There is certainly no shortage of works to choose from. During the first period of independence (1918-1939), Estonia managed to publish more books per capita than any other country in the world. Estonian literacy rates have been astonishingly high for the past century, especially considering that Estonian wasn’t a written language until the German occupiers translated the Bible in 16th century and the first secular books appeared only in the mid-19th century. Estonian literacy is, in part, an outcome of German colonialism.

Where did this lust for the written word come from? High literacy rates can be accounted for partially by the fact that being able to read and write were requirements for obtaining a marriage licence. Also, many of the first newspapers and books to be written in Estonian expressed the people’s grief over subjugation and contained seeds of resistance to foreign rule. Books and choir festivals gave rise to the political independence movement. Words and song: they do go together, but at the same time they represent profoundly different aspects of the Estonian character. Writing and reading is a deeply personal, even introverted, activity. Singing, especially in groups, is gregarious and outward.

Sometimes, I wish I were something other than a writer. Sometimes I feel just plain confined by my hideaway in the land of the 26 symbols (24 or so in Estonian) laid flat on a page. By my mid-thirties, I had read over 1000 books and written over five, book-length manuscripts. I have probably read more books than all my ancestors combined. I continue to read over 50 books a year. This kind of erudition is valued in our society, but I cannot help but wonder what is lost when I hide from a many dimensional world, in the two dimensions of writing, in the limitations of human language. I am so immersed in this world, that I sometimes catch myself translating as I experience nature or an event, into words and sentences, sometimes complete with punctuation, describing what I see and feel reeling through my head. All my other senses, all my other abilities, have suffered from a lack of attention, a lack of education. I can experience and imagine smell, sound, taste, a vista, a touch, but the actual breadth of knowing in those experiences could be so much larger.

Sometimes I dream of being a shoe-maker or a stone mason, playing an instrument well, revelling in the flavour of food or of simply being more wild.
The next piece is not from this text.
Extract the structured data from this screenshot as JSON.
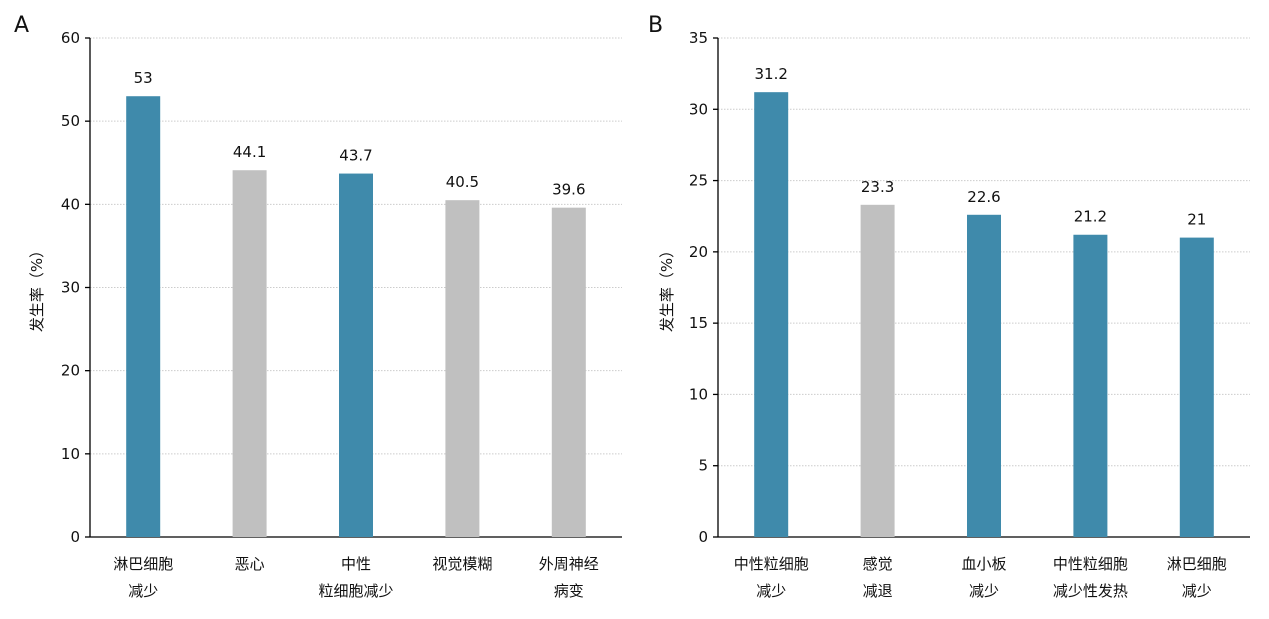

When I think of the greatest challenge I can conjure up for myself, I don’t think of climbing a mountain, crossing a desert on foot or sailing around the world. I think about living, even for one year, without the written word. But where would such a thing be possible? Not here, not now. I would need to join an oral culture in order to have an authentic experience of de-literacy. Unless it was Estonia, I would need to learn new songs. And it would need to be a place with lots of good trees to climb.